# Where might astrometric observations of the Roadster spacecraft be catalogued?

above: (see small red lines near center of image) Tesla Roadster. 18 Feb. 2018, 11:28 UT. The image above comes from the average of ten, 300-seconds exposures, remotely taken with the 16”-f/3.75 robotic unit (“Pearl”) of Tenagra Observatories in Arizona. The Tesla Roadster is marked with two red lines. At the imaging time, the car was about 3.5 millions of km from the Earth, that is 9 lunar distances. The object was at mag. 21.0. Image by Gianluca Masi (The Virtual Telescope Project) and Michael Schwartz (Tenagra Observatories, Ltd). From Virtual Telescope Project.

below: Zoomed in and cropped showing Roadster's image.

This excellent answer from @MikeG shows exactly how to find a list of observations for a minor planet. But I'd like to ask about a list of observations of an artificial object.

Currently the NASA JPL's Horizons site is also providing predicted trajectory of an unusual spacecraft which is referred to as Roadster. It is the cherry-red Tesla Roadster attached to a roughly 3.6 x 8 meter white rocket body in heliocentric orbit, and it has been tracked by many different observatories because of its unique circumstances. (some GIFs in this answer) Roadster's 4.6 minute rotational period was also recently reported.

Currently Horizons is reporting solution #7. They have been updating their solutions regularly as new observations are made and reported because as Roadster recedes from Earth it is rapidly dimming and will soon pass magnitude +20, so each new solution helps for the reacquisition of the object as it dims.

This trajectory is based on JPL solution #7, a fit to 269 ground-based optical astrometric measurements spanning 2018 Feb 8.2 to 13.4.

Would these observations still be catalogued in an astronomical database of observations? Since it's not a natural minor planet, it seems the Minor Planet Center would not be hosting this information, but it seems it should still be made available to astronomers for identification purposes.

But where?

The header of the Horizons output includes this:

*******************************************************************************
Revised: Feb 13, 2018          Tesla Roadster (spacecraft)             -143205
(solution #7)



and this:

TRAJECTORY:
This trajectory is based on JPL solution #7, a fit to 269 ground-based
optical astrometric measurements spanning 2018 Feb 8.2 to 13.4.

Trajectory name                       Start (TDB)          Stop (TDB)
--------------------------------   -----------------   -----------------
tesla_s7                           2018-Feb-07 03:00   2048-Jan-01 00:00


The Minor Planet Center inconspicuously puts this under "Distant Artificial Satellites Observation." DASO Circulars 561-566 have observations of the roadster 2018-017A. It's also on the short list of artificial objects for which MPC can generate ephemerides.

• Jackpot!
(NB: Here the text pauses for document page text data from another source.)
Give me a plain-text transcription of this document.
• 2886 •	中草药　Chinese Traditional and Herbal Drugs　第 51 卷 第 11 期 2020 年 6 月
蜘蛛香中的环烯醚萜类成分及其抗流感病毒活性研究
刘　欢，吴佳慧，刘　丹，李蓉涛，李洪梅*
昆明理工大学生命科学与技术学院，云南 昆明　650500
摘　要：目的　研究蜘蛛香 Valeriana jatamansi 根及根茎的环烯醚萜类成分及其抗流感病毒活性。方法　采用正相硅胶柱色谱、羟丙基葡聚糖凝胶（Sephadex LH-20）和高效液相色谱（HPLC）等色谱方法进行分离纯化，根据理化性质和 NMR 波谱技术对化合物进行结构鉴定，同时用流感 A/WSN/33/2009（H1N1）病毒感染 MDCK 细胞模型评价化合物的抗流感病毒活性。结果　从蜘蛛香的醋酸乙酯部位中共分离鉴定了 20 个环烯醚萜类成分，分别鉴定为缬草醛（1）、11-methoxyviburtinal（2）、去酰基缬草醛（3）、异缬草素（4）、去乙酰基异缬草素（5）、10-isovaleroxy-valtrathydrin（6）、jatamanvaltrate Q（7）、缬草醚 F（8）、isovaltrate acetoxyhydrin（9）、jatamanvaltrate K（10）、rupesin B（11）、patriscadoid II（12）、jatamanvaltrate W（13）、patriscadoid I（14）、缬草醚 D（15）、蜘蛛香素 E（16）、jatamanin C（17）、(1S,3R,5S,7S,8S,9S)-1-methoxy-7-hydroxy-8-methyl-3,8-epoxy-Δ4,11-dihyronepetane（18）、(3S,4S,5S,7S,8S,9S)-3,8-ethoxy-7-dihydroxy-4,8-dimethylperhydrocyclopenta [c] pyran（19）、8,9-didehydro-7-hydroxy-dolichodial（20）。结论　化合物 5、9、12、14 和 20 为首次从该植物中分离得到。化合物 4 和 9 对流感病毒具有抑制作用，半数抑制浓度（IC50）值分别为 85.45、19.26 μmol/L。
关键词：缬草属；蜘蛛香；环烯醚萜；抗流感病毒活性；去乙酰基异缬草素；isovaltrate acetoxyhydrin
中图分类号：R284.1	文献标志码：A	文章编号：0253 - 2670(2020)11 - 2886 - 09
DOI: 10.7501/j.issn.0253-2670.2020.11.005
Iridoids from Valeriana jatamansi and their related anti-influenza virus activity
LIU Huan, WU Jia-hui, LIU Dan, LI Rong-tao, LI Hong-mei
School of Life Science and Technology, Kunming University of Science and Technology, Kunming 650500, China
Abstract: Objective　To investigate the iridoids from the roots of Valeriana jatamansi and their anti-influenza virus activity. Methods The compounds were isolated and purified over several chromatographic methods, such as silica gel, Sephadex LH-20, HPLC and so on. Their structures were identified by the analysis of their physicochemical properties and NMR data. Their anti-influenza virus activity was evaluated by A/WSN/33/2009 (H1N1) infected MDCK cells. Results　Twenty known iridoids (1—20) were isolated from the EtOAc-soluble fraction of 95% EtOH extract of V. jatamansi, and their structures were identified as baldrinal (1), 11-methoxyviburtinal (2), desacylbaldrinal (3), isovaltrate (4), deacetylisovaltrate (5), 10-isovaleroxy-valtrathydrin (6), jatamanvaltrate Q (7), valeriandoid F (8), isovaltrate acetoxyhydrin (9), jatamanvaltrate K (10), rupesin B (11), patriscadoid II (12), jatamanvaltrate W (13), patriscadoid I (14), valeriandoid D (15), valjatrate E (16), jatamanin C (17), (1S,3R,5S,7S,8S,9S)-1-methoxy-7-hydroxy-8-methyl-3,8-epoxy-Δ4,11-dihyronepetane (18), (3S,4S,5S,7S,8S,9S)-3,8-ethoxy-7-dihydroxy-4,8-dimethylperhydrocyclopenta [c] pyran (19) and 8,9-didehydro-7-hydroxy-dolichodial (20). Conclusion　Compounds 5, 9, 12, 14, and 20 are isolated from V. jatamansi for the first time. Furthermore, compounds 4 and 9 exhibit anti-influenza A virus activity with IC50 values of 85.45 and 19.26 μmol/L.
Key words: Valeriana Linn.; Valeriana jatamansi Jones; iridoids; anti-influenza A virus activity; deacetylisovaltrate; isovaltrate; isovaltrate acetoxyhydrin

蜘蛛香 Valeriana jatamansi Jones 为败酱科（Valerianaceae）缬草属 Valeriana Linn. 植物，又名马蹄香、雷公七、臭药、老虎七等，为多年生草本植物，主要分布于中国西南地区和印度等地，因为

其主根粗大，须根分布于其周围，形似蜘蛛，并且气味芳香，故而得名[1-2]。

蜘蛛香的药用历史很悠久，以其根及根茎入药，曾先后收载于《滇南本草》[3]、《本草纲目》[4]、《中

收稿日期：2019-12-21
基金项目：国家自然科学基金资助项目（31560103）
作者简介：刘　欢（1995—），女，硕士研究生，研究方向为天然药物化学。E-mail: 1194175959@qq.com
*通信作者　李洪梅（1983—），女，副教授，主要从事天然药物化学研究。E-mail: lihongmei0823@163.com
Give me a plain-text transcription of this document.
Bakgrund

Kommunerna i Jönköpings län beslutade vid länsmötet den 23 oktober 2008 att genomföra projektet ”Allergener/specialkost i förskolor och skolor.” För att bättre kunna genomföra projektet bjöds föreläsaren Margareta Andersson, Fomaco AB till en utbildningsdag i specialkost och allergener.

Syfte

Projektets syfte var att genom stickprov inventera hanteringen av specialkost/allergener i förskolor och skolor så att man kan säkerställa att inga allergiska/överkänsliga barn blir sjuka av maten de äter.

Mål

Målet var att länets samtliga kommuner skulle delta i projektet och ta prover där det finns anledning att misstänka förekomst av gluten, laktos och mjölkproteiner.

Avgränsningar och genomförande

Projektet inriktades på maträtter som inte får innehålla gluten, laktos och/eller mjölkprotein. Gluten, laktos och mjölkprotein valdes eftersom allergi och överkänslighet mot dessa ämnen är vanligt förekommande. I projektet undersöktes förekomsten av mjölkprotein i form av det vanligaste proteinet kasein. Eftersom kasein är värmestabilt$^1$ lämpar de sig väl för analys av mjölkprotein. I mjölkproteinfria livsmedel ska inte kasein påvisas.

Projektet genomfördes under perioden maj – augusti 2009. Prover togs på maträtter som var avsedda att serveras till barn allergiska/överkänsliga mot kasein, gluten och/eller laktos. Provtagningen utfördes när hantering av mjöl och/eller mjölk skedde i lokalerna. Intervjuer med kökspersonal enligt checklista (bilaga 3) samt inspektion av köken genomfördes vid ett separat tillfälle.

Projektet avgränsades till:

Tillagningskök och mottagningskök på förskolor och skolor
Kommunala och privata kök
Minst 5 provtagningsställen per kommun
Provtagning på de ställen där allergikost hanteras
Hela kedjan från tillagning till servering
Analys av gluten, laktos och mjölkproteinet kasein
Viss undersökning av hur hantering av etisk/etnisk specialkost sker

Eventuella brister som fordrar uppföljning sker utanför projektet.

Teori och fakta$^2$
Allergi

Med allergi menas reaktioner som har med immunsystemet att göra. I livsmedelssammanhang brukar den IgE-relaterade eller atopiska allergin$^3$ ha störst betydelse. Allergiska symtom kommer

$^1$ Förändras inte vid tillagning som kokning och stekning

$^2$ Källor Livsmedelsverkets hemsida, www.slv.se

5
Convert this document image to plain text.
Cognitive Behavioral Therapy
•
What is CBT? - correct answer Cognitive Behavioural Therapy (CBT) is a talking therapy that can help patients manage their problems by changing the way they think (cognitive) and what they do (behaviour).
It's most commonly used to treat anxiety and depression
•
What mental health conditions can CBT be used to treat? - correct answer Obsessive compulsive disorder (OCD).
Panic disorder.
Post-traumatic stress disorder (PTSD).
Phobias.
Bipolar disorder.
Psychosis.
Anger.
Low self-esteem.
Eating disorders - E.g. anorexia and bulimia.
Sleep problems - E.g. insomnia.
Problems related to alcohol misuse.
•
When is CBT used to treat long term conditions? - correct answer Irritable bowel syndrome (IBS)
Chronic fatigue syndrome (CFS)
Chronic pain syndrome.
This is wonderful, exactly what I was looking for. Thanks for the speedy reply.
– uhoh
Feb 18 '18 at 1:24
• these guys would know phys.org/news/2018-02-tesla-shot-space-collide-earth.html Feb 18 '18 at 1:55
• @com.prehensible thanks for the link. Phys.org usually does an excellent job in their write-ups of current papers and preprints, and this is no exception.
– uhoh
Feb 18 '18 at 3:45
• Currently at 336 individual observations, 330 of which are now used in JPL solution #8.
– uhoh
Feb 21 '18 at 22:33
• I've found a mention of observations as late as 19-Mar-2018, but the last documented observation that the Circulars are showing is on 22-Feb-2018. Any idea why there is a disparity?